To bring it back to the cryptography topic of this list, the draft proposal for rmx brings up a problem with crypto solutions that I did not see mentioned here yet. I'll just quote the relevant paragraph from the Draft rather than summarize it. Note that the draft states that it specifies only non-cryptographic mechanisms but still allows use of cryptography.

[begin quote]
2.4.  Shortcomings of cryptographical approaches

 At a first glance, the problem of sender address forgery might
 appear to be solvable with cryptographic methods such as challenge
 response authentications or digital signatures. A deeper analysis
 shows that only a small, closed user group could be covered with
 cryptographical methods. Any method used to stop spam forgery must
 be suitable to detect forgery not only for a small number of
 particular addresses, but for all addresses on the world. An
 attacker does not need to know the secrets belonging to a
 particular address. It is sufficient to be able to forge any
 address and thus to know any secret key. Since there are several
 hundreds of millions of users, there will always be a large amount
 of compromised keys, thus spoiling any common cryptographic method.

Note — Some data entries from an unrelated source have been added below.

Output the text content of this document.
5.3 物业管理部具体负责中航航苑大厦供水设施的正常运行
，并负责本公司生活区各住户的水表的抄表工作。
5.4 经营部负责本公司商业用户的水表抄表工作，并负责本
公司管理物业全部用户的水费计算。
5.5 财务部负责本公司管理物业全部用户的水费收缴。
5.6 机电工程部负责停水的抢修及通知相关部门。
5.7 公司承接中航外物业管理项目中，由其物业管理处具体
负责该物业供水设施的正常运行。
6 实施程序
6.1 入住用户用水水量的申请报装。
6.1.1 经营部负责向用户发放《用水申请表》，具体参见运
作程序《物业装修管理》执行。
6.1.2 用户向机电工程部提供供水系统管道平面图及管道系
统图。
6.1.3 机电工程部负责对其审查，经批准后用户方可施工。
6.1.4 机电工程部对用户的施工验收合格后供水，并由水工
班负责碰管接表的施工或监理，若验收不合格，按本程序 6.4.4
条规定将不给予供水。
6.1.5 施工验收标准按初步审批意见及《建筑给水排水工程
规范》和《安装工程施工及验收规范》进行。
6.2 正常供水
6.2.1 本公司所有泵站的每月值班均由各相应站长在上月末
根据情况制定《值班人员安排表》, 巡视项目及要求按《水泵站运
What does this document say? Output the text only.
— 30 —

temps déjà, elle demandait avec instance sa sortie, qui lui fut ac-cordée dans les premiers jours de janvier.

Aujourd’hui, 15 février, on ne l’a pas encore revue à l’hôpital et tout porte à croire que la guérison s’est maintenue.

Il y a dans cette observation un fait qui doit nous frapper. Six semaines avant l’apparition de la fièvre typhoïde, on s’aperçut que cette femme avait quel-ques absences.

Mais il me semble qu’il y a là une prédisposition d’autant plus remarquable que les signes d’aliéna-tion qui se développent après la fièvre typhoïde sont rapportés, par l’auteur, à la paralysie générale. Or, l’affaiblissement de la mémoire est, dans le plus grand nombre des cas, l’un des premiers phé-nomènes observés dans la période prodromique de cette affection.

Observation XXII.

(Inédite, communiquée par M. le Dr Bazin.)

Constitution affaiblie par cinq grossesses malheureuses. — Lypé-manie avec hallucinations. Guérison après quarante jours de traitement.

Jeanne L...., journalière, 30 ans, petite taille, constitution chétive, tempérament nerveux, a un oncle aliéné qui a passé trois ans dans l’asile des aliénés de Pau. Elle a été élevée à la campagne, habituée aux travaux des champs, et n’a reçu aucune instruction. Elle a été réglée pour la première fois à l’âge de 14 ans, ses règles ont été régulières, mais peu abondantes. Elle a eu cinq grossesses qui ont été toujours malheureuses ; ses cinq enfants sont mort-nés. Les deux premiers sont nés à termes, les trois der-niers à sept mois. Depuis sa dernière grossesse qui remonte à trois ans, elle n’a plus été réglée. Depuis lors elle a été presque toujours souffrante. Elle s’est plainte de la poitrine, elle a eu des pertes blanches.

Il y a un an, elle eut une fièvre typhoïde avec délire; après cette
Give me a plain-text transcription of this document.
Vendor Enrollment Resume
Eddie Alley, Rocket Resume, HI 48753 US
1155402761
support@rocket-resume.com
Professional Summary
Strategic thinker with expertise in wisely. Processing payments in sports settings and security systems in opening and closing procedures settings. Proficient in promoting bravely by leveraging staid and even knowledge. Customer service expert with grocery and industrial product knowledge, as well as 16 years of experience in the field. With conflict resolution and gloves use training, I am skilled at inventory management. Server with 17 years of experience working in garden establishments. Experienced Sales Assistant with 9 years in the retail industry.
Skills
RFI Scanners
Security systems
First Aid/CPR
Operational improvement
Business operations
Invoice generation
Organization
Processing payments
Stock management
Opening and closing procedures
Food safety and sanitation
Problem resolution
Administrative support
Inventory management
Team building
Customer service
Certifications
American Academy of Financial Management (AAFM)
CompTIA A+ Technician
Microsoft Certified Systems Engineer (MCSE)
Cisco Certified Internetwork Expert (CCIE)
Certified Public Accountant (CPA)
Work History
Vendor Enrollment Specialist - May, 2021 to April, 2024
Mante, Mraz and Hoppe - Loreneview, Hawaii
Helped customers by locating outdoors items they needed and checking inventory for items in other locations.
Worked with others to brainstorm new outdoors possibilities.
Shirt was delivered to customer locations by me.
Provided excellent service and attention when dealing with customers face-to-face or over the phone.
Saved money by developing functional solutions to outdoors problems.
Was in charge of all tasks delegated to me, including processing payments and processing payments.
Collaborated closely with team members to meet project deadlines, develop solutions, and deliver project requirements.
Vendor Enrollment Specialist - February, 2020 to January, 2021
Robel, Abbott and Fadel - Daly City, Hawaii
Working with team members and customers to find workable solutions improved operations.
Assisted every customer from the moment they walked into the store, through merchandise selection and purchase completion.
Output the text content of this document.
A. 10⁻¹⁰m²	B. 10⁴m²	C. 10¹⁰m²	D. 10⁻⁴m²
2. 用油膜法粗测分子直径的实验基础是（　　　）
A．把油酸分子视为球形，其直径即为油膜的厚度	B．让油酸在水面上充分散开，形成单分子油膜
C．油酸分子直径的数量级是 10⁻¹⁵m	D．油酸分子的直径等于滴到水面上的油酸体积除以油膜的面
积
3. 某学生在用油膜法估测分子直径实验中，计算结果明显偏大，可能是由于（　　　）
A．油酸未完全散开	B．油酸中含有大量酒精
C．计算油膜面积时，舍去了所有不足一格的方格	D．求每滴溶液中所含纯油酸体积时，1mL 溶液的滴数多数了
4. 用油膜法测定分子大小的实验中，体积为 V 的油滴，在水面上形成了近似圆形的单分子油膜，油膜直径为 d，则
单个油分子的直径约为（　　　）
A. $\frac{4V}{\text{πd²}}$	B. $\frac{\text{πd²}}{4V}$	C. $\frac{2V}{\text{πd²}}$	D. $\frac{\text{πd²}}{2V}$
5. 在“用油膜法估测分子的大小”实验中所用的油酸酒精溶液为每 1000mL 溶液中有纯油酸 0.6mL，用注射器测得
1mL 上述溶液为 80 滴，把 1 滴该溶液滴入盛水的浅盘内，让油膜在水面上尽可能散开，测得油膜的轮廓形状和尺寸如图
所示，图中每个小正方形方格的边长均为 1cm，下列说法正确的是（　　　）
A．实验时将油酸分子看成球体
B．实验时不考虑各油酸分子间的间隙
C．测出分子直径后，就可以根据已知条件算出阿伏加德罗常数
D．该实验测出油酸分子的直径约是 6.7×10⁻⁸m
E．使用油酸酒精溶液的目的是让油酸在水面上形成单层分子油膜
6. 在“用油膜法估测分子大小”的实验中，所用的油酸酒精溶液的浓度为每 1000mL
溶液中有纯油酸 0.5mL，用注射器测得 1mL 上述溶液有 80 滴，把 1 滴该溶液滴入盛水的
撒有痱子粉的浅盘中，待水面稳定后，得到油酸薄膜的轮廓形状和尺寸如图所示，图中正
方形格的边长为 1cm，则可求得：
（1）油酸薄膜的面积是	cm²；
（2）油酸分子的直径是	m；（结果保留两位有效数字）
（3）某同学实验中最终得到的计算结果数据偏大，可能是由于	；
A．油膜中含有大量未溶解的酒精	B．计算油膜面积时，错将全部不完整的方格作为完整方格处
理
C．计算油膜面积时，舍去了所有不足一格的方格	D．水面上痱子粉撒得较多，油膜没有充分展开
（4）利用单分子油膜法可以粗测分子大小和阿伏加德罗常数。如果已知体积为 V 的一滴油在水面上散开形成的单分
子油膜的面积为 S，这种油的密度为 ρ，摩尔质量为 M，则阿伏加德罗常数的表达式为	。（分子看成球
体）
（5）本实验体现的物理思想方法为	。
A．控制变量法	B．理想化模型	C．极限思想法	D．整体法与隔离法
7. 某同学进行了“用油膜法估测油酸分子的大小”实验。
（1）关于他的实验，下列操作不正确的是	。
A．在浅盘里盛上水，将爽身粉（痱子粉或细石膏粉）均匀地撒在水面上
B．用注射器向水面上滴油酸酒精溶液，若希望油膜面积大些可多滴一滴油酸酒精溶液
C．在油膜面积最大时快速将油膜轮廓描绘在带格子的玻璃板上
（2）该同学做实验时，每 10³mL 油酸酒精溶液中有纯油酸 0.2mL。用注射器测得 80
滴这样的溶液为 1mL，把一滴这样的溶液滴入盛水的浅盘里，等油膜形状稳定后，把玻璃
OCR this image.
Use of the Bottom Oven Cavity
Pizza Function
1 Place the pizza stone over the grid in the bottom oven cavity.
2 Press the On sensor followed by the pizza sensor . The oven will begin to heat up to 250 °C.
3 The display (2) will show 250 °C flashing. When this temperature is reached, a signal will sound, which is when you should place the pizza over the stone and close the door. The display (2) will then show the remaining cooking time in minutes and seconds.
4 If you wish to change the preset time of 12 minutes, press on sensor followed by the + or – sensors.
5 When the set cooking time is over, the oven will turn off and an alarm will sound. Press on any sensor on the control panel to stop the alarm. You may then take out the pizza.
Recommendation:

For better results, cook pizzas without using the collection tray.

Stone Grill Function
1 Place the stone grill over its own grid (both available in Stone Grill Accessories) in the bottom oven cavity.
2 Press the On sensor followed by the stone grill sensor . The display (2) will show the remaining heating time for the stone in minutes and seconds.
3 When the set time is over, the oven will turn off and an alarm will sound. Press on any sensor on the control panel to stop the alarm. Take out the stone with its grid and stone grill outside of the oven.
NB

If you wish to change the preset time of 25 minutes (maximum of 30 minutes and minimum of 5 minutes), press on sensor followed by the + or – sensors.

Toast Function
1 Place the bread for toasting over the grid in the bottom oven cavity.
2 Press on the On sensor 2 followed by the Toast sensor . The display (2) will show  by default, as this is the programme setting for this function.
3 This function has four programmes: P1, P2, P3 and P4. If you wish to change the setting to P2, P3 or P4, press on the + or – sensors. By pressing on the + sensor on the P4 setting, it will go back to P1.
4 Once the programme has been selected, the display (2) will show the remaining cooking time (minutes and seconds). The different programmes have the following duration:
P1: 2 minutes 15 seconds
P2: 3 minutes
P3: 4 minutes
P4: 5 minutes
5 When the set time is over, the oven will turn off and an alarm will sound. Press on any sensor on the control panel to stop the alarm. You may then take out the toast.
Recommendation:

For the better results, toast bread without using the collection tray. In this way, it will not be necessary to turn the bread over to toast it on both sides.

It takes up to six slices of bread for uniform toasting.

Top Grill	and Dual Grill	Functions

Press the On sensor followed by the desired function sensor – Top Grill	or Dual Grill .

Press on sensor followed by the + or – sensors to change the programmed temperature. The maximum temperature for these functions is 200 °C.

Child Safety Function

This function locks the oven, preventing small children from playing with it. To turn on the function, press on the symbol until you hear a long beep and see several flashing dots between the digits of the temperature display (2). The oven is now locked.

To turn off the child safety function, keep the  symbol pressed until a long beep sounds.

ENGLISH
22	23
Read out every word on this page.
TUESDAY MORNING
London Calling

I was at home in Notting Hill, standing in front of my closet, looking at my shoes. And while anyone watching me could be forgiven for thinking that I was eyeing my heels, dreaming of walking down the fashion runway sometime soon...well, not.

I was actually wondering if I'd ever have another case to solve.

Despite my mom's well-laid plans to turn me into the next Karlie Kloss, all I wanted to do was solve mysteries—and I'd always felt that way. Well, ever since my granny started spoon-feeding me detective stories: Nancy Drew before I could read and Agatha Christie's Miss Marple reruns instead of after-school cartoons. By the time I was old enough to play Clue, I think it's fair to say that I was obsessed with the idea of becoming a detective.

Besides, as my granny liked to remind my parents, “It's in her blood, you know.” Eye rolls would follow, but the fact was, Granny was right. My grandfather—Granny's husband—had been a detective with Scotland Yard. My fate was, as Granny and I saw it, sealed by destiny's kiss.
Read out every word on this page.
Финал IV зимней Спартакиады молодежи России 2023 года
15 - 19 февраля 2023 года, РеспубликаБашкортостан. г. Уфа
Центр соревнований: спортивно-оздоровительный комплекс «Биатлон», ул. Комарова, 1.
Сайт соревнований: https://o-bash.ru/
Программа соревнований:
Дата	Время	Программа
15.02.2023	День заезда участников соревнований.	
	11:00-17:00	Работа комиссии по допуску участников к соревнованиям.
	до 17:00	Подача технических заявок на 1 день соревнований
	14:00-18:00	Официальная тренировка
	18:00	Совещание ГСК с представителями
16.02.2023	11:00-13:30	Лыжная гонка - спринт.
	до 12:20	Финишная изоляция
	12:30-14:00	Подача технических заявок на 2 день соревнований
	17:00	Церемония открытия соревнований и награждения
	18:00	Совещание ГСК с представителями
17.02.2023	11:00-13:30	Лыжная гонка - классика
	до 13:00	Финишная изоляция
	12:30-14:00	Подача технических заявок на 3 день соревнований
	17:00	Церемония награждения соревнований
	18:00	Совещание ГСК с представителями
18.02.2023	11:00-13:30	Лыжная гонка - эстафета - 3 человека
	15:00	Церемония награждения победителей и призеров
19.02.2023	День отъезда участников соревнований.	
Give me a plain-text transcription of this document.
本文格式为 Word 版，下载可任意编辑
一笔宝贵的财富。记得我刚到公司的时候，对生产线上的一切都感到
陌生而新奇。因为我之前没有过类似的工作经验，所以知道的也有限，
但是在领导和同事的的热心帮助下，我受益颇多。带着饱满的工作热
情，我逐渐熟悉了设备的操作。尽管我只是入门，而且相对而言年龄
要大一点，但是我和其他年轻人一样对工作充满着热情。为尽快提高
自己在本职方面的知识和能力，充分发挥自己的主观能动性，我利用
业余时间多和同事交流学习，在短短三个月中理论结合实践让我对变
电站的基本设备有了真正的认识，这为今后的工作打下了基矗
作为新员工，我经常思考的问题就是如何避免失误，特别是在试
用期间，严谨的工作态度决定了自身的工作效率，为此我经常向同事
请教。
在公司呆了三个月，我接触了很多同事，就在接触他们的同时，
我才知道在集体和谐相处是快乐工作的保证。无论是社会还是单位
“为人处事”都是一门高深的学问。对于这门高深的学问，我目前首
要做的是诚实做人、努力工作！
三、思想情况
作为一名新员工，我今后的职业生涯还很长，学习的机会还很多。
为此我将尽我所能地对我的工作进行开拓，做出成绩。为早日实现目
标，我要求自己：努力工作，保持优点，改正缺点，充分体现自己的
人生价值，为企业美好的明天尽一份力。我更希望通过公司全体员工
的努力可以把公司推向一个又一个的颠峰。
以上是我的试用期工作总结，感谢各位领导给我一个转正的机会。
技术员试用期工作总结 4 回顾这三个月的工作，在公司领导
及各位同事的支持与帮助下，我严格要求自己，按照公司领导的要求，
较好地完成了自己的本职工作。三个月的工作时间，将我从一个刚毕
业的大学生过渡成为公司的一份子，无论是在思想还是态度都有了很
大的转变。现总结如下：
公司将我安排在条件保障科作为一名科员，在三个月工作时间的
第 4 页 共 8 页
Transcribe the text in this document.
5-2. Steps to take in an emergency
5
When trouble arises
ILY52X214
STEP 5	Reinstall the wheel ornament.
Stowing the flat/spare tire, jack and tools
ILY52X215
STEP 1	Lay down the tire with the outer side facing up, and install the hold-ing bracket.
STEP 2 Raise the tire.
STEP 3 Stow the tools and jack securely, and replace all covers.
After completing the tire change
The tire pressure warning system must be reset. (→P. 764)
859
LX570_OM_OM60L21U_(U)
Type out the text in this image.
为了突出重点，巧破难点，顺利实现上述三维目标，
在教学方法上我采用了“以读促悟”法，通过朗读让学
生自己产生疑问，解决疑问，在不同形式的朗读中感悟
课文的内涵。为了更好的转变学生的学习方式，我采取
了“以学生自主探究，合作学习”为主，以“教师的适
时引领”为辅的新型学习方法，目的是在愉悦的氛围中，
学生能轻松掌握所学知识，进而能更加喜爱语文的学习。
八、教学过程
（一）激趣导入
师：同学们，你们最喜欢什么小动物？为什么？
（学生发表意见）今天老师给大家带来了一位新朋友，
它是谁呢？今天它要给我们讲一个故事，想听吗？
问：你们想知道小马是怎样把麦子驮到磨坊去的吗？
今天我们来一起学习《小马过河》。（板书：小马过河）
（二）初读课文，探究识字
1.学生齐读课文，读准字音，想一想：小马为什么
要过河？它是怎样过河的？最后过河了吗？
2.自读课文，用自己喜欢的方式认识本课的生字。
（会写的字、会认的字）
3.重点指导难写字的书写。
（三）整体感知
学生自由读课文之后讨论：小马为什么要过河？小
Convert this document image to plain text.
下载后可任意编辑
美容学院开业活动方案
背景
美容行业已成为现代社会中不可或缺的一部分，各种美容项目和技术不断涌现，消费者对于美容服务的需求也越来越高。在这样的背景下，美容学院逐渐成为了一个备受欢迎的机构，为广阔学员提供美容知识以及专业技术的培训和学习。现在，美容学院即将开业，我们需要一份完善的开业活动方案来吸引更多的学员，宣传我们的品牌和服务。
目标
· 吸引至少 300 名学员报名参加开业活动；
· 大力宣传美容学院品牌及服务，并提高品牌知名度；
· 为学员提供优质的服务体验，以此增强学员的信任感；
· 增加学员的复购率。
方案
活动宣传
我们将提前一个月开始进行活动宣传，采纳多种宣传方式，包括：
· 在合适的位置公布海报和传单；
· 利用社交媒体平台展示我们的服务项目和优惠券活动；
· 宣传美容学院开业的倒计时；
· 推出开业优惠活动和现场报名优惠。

 Furthermore, cryptography has proven to be far too complicated and
 error prone to be commonly administered and reliably implemented.
 Many e-mail and DNS administrators do not have the knowledge
 required to deal with cryptographic mechanisms. Many legislations
 do not allow the general deployment of cryptography and a directory
 service with public keys. For these reasons, cryptography is
 applicable only to a small and closed group of users, but not to
 all participants of the e-mail service.